Public Health Post-election: What is its future?

Posted by David J Hunter, Professor of Health Policy and Management, Durham University and Fuse Deputy Director

The Conservatives’ election victory has brought both old and new faces into the ministerial team at the Department of Health. Jane Ellison returns as a junior minister and will retain the public health brief thereby bringing a degree of continuity to the post. She was growing into the post in the run-up to the election and public health insiders speak well of her.

Public Health Minister Jane Ellison
The fact there has been extensive coverage of the other ministerial appointments in health excluding hers might say a great deal not only about the place of public health in the government’s health priorities but about the level of importance the media attaches to the subject.

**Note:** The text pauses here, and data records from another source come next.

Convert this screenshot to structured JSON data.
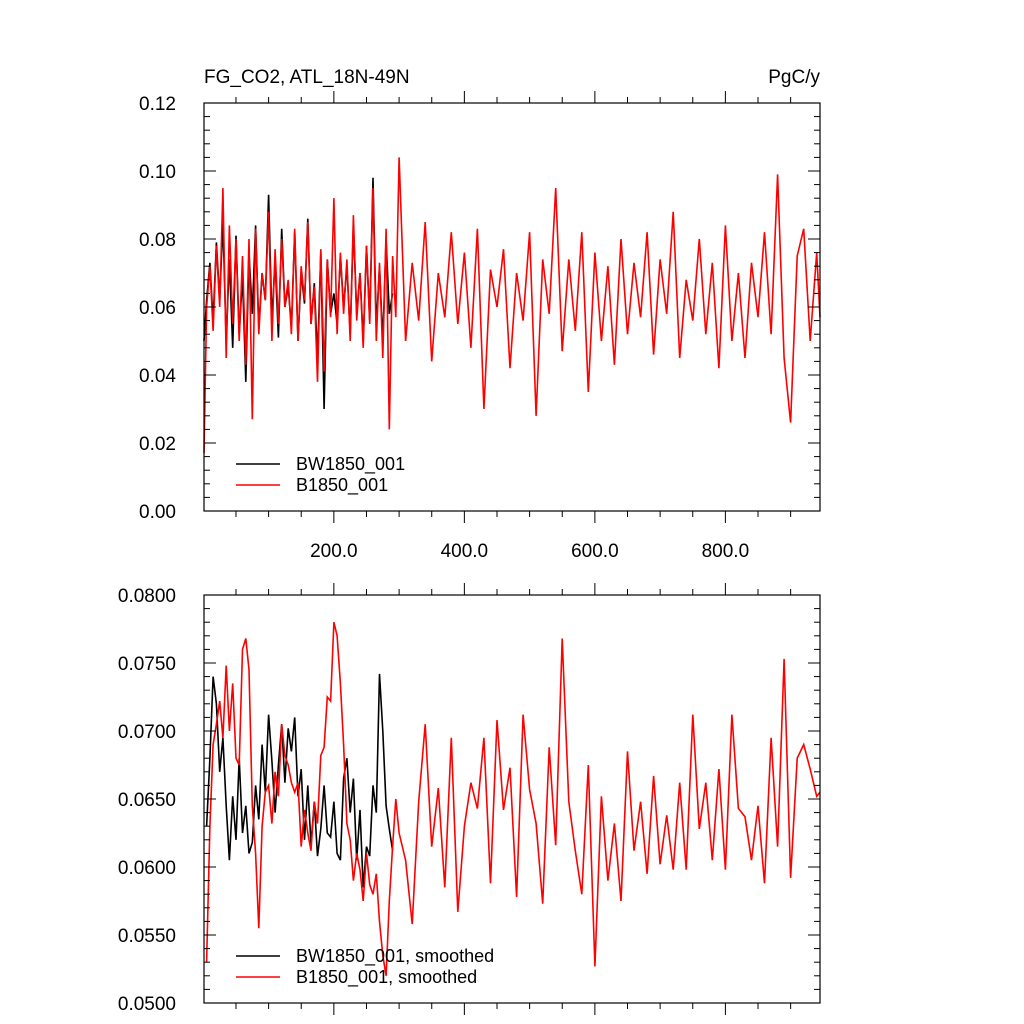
{
  "chart_data": [
    {
      "type": "line",
      "title": "FG_CO2, ATL_18N-49N",
      "units": "PgC/y",
      "xlabel": "",
      "ylabel": "",
      "xlim": [
        1,
        945
      ],
      "ylim": [
        0.0,
        0.12
      ],
      "x_ticks": [
        200,
        400,
        600,
        800
      ],
      "x_tick_labels": [
        "200.0",
        "400.0",
        "600.0",
        "800.0"
      ],
      "y_ticks": [
        0.0,
        0.02,
        0.04,
        0.06,
        0.08,
        0.1,
        0.12
      ],
      "y_tick_labels": [
        "0.00",
        "0.02",
        "0.04",
        "0.06",
        "0.08",
        "0.10",
        "0.12"
      ],
      "grid": false,
      "legend": "bottom-left",
      "series": [
        {
          "name": "BW1850_001",
          "color": "#000000",
          "x": [
            1,
            5,
            10,
            15,
            20,
            25,
            30,
            35,
            40,
            45,
            50,
            55,
            60,
            65,
            70,
            75,
            80,
            85,
            90,
            95,
            100,
            105,
            110,
            115,
            120,
            125,
            130,
            135,
            140,
            145,
            150,
            155,
            160,
            165,
            170,
            175,
            180,
            185,
            190,
            195,
            200,
            205,
            210,
            215,
            220,
            225,
            230,
            235,
            240,
            245,
            250,
            255,
            260,
            265,
            270,
            275,
            280,
            285,
            290
          ],
          "y": [
            0.05,
            0.062,
            0.073,
            0.056,
            0.079,
            0.062,
            0.085,
            0.05,
            0.074,
            0.048,
            0.081,
            0.052,
            0.069,
            0.038,
            0.076,
            0.058,
            0.084,
            0.054,
            0.07,
            0.062,
            0.093,
            0.056,
            0.074,
            0.051,
            0.083,
            0.06,
            0.066,
            0.054,
            0.082,
            0.05,
            0.07,
            0.061,
            0.086,
            0.055,
            0.067,
            0.045,
            0.076,
            0.03,
            0.074,
            0.058,
            0.064,
            0.055,
            0.075,
            0.06,
            0.072,
            0.052,
            0.084,
            0.058,
            0.07,
            0.05,
            0.078,
            0.056,
            0.098,
            0.054,
            0.072,
            0.05,
            0.08,
            0.058,
            0.064
          ]
        },
        {
          "name": "B1850_001",
          "color": "#ff0000",
          "x": [
            1,
            5,
            10,
            15,
            20,
            25,
            30,
            35,
            40,
            45,
            50,
            55,
            60,
            65,
            70,
            75,
            80,
            85,
            90,
            95,
            100,
            105,
            110,
            115,
            120,
            125,
            130,
            135,
            140,
            145,
            150,
            155,
            160,
            165,
            170,
            175,
            180,
            185,
            190,
            195,
            200,
            205,
            210,
            215,
            220,
            225,
            230,
            235,
            240,
            245,
            250,
            255,
            260,
            265,
            270,
            275,
            280,
            285,
            290,
            295,
            300,
            310,
            320,
            330,
            340,
            350,
            360,
            370,
            380,
            390,
            400,
            410,
            420,
            430,
            440,
            450,
            460,
            470,
            480,
            490,
            500,
            510,
            520,
            530,
            540,
            550,
            560,
            570,
            580,
            590,
            600,
            610,
            620,
            630,
            640,
            650,
            660,
            670,
            680,
            690,
            700,
            710,
            720,
            730,
            740,
            750,
            760,
            770,
            780,
            790,
            800,
            810,
            820,
            830,
            840,
            850,
            860,
            870,
            880,
            890,
            900,
            910,
            920,
            930,
            940,
            945
          ],
          "y": [
            0.017,
            0.06,
            0.072,
            0.053,
            0.078,
            0.06,
            0.095,
            0.045,
            0.084,
            0.055,
            0.08,
            0.05,
            0.075,
            0.043,
            0.08,
            0.027,
            0.083,
            0.052,
            0.07,
            0.062,
            0.088,
            0.05,
            0.077,
            0.055,
            0.08,
            0.06,
            0.068,
            0.052,
            0.083,
            0.05,
            0.072,
            0.062,
            0.085,
            0.055,
            0.066,
            0.038,
            0.077,
            0.041,
            0.074,
            0.057,
            0.092,
            0.052,
            0.076,
            0.058,
            0.074,
            0.05,
            0.087,
            0.056,
            0.07,
            0.048,
            0.078,
            0.055,
            0.095,
            0.05,
            0.073,
            0.045,
            0.083,
            0.024,
            0.075,
            0.057,
            0.104,
            0.05,
            0.073,
            0.056,
            0.085,
            0.044,
            0.07,
            0.057,
            0.082,
            0.055,
            0.076,
            0.048,
            0.083,
            0.03,
            0.071,
            0.06,
            0.077,
            0.042,
            0.07,
            0.056,
            0.082,
            0.028,
            0.074,
            0.058,
            0.095,
            0.047,
            0.074,
            0.053,
            0.082,
            0.035,
            0.076,
            0.05,
            0.072,
            0.043,
            0.08,
            0.052,
            0.073,
            0.057,
            0.082,
            0.046,
            0.074,
            0.058,
            0.088,
            0.045,
            0.068,
            0.056,
            0.08,
            0.052,
            0.073,
            0.042,
            0.084,
            0.05,
            0.07,
            0.045,
            0.073,
            0.057,
            0.082,
            0.052,
            0.099,
            0.045,
            0.026,
            0.075,
            0.083,
            0.05,
            0.076,
            0.057
          ]
        }
      ]
    },
    {
      "type": "line",
      "title": "",
      "xlabel": "",
      "ylabel": "",
      "xlim": [
        1,
        945
      ],
      "ylim": [
        0.05,
        0.08
      ],
      "x_ticks": [
        200,
        400,
        600,
        800
      ],
      "y_ticks": [
        0.05,
        0.055,
        0.06,
        0.065,
        0.07,
        0.075,
        0.08
      ],
      "y_tick_labels": [
        "0.0500",
        "0.0550",
        "0.0600",
        "0.0650",
        "0.0700",
        "0.0750",
        "0.0800"
      ],
      "grid": false,
      "legend": "bottom-left",
      "series": [
        {
          "name": "BW1850_001, smoothed",
          "color": "#000000",
          "x": [
            5,
            10,
            15,
            20,
            25,
            30,
            35,
            40,
            45,
            50,
            55,
            60,
            65,
            70,
            75,
            80,
            85,
            90,
            95,
            100,
            105,
            110,
            115,
            120,
            125,
            130,
            135,
            140,
            145,
            150,
            155,
            160,
            165,
            170,
            175,
            180,
            185,
            190,
            195,
            200,
            205,
            210,
            215,
            220,
            225,
            230,
            235,
            240,
            245,
            250,
            255,
            260,
            265,
            270,
            275,
            280,
            285,
            290
          ],
          "y": [
            0.063,
            0.068,
            0.074,
            0.072,
            0.067,
            0.0695,
            0.0645,
            0.0605,
            0.0652,
            0.062,
            0.068,
            0.0625,
            0.0645,
            0.061,
            0.0618,
            0.066,
            0.0635,
            0.069,
            0.0655,
            0.0712,
            0.0678,
            0.064,
            0.0675,
            0.0705,
            0.0662,
            0.0702,
            0.0685,
            0.071,
            0.0652,
            0.0672,
            0.062,
            0.066,
            0.0617,
            0.0648,
            0.0608,
            0.0628,
            0.066,
            0.0625,
            0.0622,
            0.0648,
            0.061,
            0.0605,
            0.0665,
            0.068,
            0.064,
            0.0665,
            0.0605,
            0.0642,
            0.0585,
            0.0615,
            0.0608,
            0.066,
            0.064,
            0.0742,
            0.07,
            0.0645,
            0.0628,
            0.0612
          ]
        },
        {
          "name": "B1850_001, smoothed",
          "color": "#ff0000",
          "x": [
            5,
            10,
            15,
            20,
            25,
            30,
            35,
            40,
            45,
            50,
            55,
            60,
            65,
            70,
            75,
            80,
            85,
            90,
            95,
            100,
            105,
            110,
            115,
            120,
            125,
            130,
            135,
            140,
            145,
            150,
            155,
            160,
            165,
            170,
            175,
            180,
            185,
            190,
            195,
            200,
            205,
            210,
            215,
            220,
            225,
            230,
            235,
            240,
            245,
            250,
            255,
            260,
            265,
            270,
            275,
            280,
            285,
            290,
            295,
            300,
            310,
            320,
            330,
            340,
            350,
            360,
            370,
            380,
            390,
            400,
            410,
            420,
            430,
            440,
            450,
            460,
            470,
            480,
            490,
            500,
            510,
            520,
            530,
            540,
            550,
            560,
            570,
            580,
            590,
            600,
            610,
            620,
            630,
            640,
            650,
            660,
            670,
            680,
            690,
            700,
            710,
            720,
            730,
            740,
            750,
            760,
            770,
            780,
            790,
            800,
            810,
            820,
            830,
            840,
            850,
            860,
            870,
            880,
            890,
            900,
            910,
            920,
            930,
            940,
            945
          ],
          "y": [
            0.053,
            0.063,
            0.069,
            0.0705,
            0.0722,
            0.0695,
            0.0748,
            0.07,
            0.0735,
            0.068,
            0.0675,
            0.076,
            0.0768,
            0.0745,
            0.0645,
            0.061,
            0.0555,
            0.063,
            0.0655,
            0.066,
            0.0632,
            0.067,
            0.0652,
            0.0705,
            0.0682,
            0.0675,
            0.0662,
            0.0655,
            0.0662,
            0.0615,
            0.0642,
            0.0625,
            0.0612,
            0.0648,
            0.0632,
            0.0682,
            0.0688,
            0.0725,
            0.0722,
            0.078,
            0.077,
            0.0735,
            0.069,
            0.0632,
            0.062,
            0.059,
            0.061,
            0.0598,
            0.0575,
            0.061,
            0.0587,
            0.058,
            0.0595,
            0.056,
            0.0535,
            0.052,
            0.0575,
            0.0615,
            0.065,
            0.0625,
            0.0605,
            0.0558,
            0.0648,
            0.0705,
            0.0615,
            0.0658,
            0.0585,
            0.0695,
            0.0567,
            0.063,
            0.0662,
            0.0643,
            0.0695,
            0.0588,
            0.0708,
            0.0642,
            0.0673,
            0.0578,
            0.0712,
            0.0657,
            0.0632,
            0.0573,
            0.0688,
            0.0616,
            0.0768,
            0.0648,
            0.0612,
            0.058,
            0.0675,
            0.0527,
            0.0652,
            0.059,
            0.0632,
            0.0575,
            0.0685,
            0.0612,
            0.0648,
            0.0595,
            0.0667,
            0.0602,
            0.0638,
            0.0598,
            0.0662,
            0.0598,
            0.0712,
            0.0628,
            0.0662,
            0.0605,
            0.0672,
            0.0598,
            0.0712,
            0.0643,
            0.0637,
            0.0605,
            0.0645,
            0.0588,
            0.0695,
            0.0615,
            0.0753,
            0.0592,
            0.068,
            0.069,
            0.0672,
            0.0652,
            0.0655
          ]
        }
      ]
    }
  ]
}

Clearly the funding difficulties plaguing the NHS will be uppermost in Jeremy Hunt’s (back as Secretary of State for Health) in-tray with the integrated health and social care agenda not far behind. But the new government is also committed to implementing the Five Year Forward View (5YFV) produced by the NHS Chief Executive, Simon Stevens, last October. Herein lies the hope for public health and surely the near certainty that it will occupy a high place on the government’s list of priorities.

Public health did not feature prominently in the Conservative Party’s manifesto and no major new initiatives were promised. None of the parties had much to say about public health during the campaign. And yet the new government is going to come under significant pressure to up its game over the next five years with the call for ‘a radical upgrade in prevention and public health’ featuring prominently in the 5YFV.

Not only that, but Simon Stevens rarely misses an opportunity in public to stress the importance of public health, admonishing successive governments for their failure to implement the Wanless ‘fully engaged scenario’.  Since the NHS failed to heed the warning, it ‘is on the hook for the consequences’. Wanless wanted a transformed NHS that put health and not illness first.

The 5YFV urges the NHS to redeem itself over the wasted years by becoming an advocate for ‘hard hitting action’ on avoidable lifestyle-related illnesses. Because these put added pressure on health care services, tackling them at source has to be a high priority if a universal service free to all at the point of use is to be sustained.

The latest projections from WHO published a week ago show that Europe faces an obesity crisis by 2030 and that urgent action is needed by governments. In the UK, 33% of women are forecast to be obese by 2030 compared with 26% in 2010. For men, the figures are 36% and 26% respectively. The figures are worse in some other WHO member states with only The Netherlands doing better and remaining stable.

As we know, although there is no silver bullet for tackling obesity restricting unhealthy food marketing is regarded as a key policy lever available to governments. Where this leaves the government’s responsibility deal approach to addressing key public health challenges is uncertain. Even if its critics are persuaded that it is working, the key question in the light of the WHO projections is whether it is working fast enough given the urgency of the crisis looming in under 15 years’ time.


Another key development concerns devolution within England and the Northern Powerhouse initiative. Local MP for Stockton South, James Wharton, has been made the first minister for the project. It builds on the DevoManc announcement earlier this year which put local government in charge of the NHS budget for the Greater Manchester region. Chancellor George Osborne, the architect of this experiment, in his first speech since the election will announce today similar devolved arrangements for the City regions, including Newcastle.

The move to devolve power and responsibility could have major implications for public health as local government will be able to pool budgets and adopt place-shaping policies to improve health and wellbeing and tackle the social determinants of health.

But the catch must be that these developments are occurring at a time when local government is on its knees. With no let up to austerity in sight and with further public spending cuts to come which will fall heavily on local government, the question has to be asked: is local government being set up to fail? Whatever the outcome, there will be significant implications for public health which cannot be predicted. Watch this space.